What is business intelligence? Transforming data into business insights
Business intelligence definition
Business intelligence (BI) is a set of strategies and technologies enterprises use to analyze business information and transform it into actionable insights that inform strategic and tactical business decisions. BI tools access and analyze data sets and present analytical findings in reports, summaries, dashboards, graphs, charts, and maps to provide users with detailed intelligence about the state of the business.
The term business intelligence often also refers to a range of tools that provide quick, easy-to-digest access to insights about an organization’s current state, based on available data.
Benefits of BI
BI helps business decision-makers get the information they need to make informed decisions. But the benefits of BI extend beyond business decision-making, according to data visualization vendor Tableau, including the following:
- Data-driven business decisions: The ability to drive business decisions with data is the central benefit of BI. A strong BI strategy can deliver accurate data and reporting capabilities faster to business users to help them make better business decisions in a more timely fashion.

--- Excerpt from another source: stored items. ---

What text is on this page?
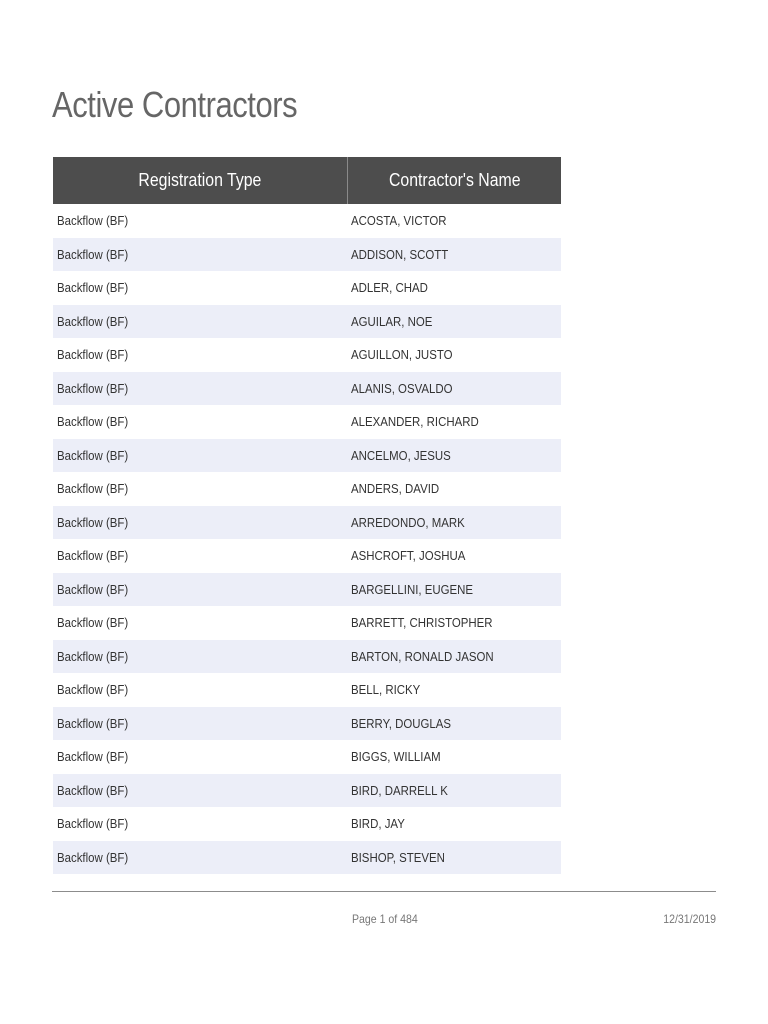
Active Contractors
Registration Type	Contractor's Name
Backflow (BF)	ACOSTA, VICTOR
Backflow (BF)	ADDISON, SCOTT
Backflow (BF)	ADLER, CHAD
Backflow (BF)	AGUILAR, NOE
Backflow (BF)	AGUILLON, JUSTO
Backflow (BF)	ALANIS, OSVALDO
Backflow (BF)	ALEXANDER, RICHARD
Backflow (BF)	ANCELMO, JESUS
Backflow (BF)	ANDERS, DAVID
Backflow (BF)	ARREDONDO, MARK
Backflow (BF)	ASHCROFT, JOSHUA
Backflow (BF)	BARGELLINI, EUGENE
Backflow (BF)	BARRETT, CHRISTOPHER
Backflow (BF)	BARTON, RONALD JASON
Backflow (BF)	BELL, RICKY
Backflow (BF)	BERRY, DOUGLAS
Backflow (BF)	BIGGS, WILLIAM
Backflow (BF)	BIRD, DARRELL K
Backflow (BF)	BIRD, JAY
Backflow (BF)	BISHOP, STEVEN
Page 1 of 484	12/31/2019
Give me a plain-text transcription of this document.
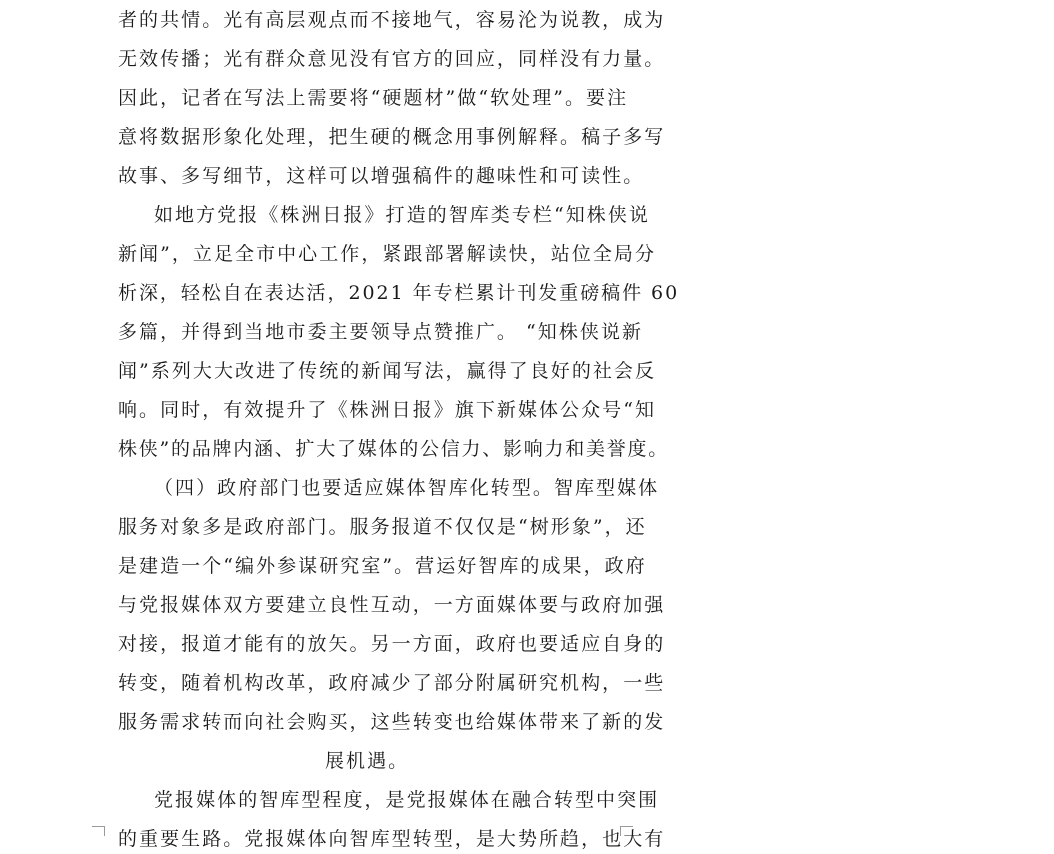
者的共情。光有高层观点而不接地气，容易沦为说教，成为
无效传播；光有群众意见没有官方的回应，同样没有力量。
因此，记者在写法上需要将“硬题材”做“软处理”。要注
意将数据形象化处理，把生硬的概念用事例解释。稿子多写
故事、多写细节，这样可以增强稿件的趣味性和可读性。
如地方党报《株洲日报》打造的智库类专栏“知株侠说
新闻”，立足全市中心工作，紧跟部署解读快，站位全局分
析深，轻松自在表达活，2021 年专栏累计刊发重磅稿件 60
多篇，并得到当地市委主要领导点赞推广。 “知株侠说新
闻”系列大大改进了传统的新闻写法，赢得了良好的社会反
响。同时，有效提升了《株洲日报》旗下新媒体公众号“知
株侠”的品牌内涵、扩大了媒体的公信力、影响力和美誉度。
（四）政府部门也要适应媒体智库化转型。智库型媒体
服务对象多是政府部门。服务报道不仅仅是“树形象”，还
是建造一个“编外参谋研究室”。营运好智库的成果，政府
与党报媒体双方要建立良性互动，一方面媒体要与政府加强
对接，报道才能有的放矢。另一方面，政府也要适应自身的
转变，随着机构改革，政府减少了部分附属研究机构，一些
服务需求转而向社会购买，这些转变也给媒体带来了新的发
展机遇。
党报媒体的智库型程度，是党报媒体在融合转型中突围
的重要生路。党报媒体向智库型转型，是大势所趋，也大有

- Faster analysis and intuitive dashboards: BI improves reporting efficiency by condensing reports into dashboards that are easy for non-technical users to analyze, saving them time when seeking to glean insights from data.
- Increased organizational efficiency: BI can help provide holistic views of business operations, giving leaders the ability to benchmark results against larger organizational goals and identify areas of opportunity.
- Improved customer experience: Ready access to data can help employees charged with customer satisfaction provide better experiences.
- Improved employee satisfaction: Providing business users access to data without having to contact analysts or IT can reduce friction, increase productivity, and facilitate faster results.
- Trusted and governed data: Modern BI platforms can combine internal databases with external data sources into a single data warehouse, allowing departments across an organization to access the same data at one time.
- Increased competitive advantage: A sound BI strategy can help businesses monitor their changing market and anticipate customer needs.
Business intelligence examples
Reporting is a central facet of BI and the dashboard is perhaps the archetypical BI tool. Dashboards are hosted software applications that automatically pull together available data into charts and graphs that give a sense of the immediate state of the company.
Although business intelligence does not tell business users what to do or what will happen if they take a certain course, neither is BI solely about generating reports. Rather, BI offers a way for people to examine data to understand trends and derive insights by streamlining the effort needed to search for, merge, and query the data necessary to make sound business decisions.
For example, a company that wants to better manage its supply chain needs BI capabilities to determine where delays are happening and where variabilities exist within the shipping process. That company could also use its BI capabilities to discover which products are most commonly delayed or which modes of transportation are most often involved in delays.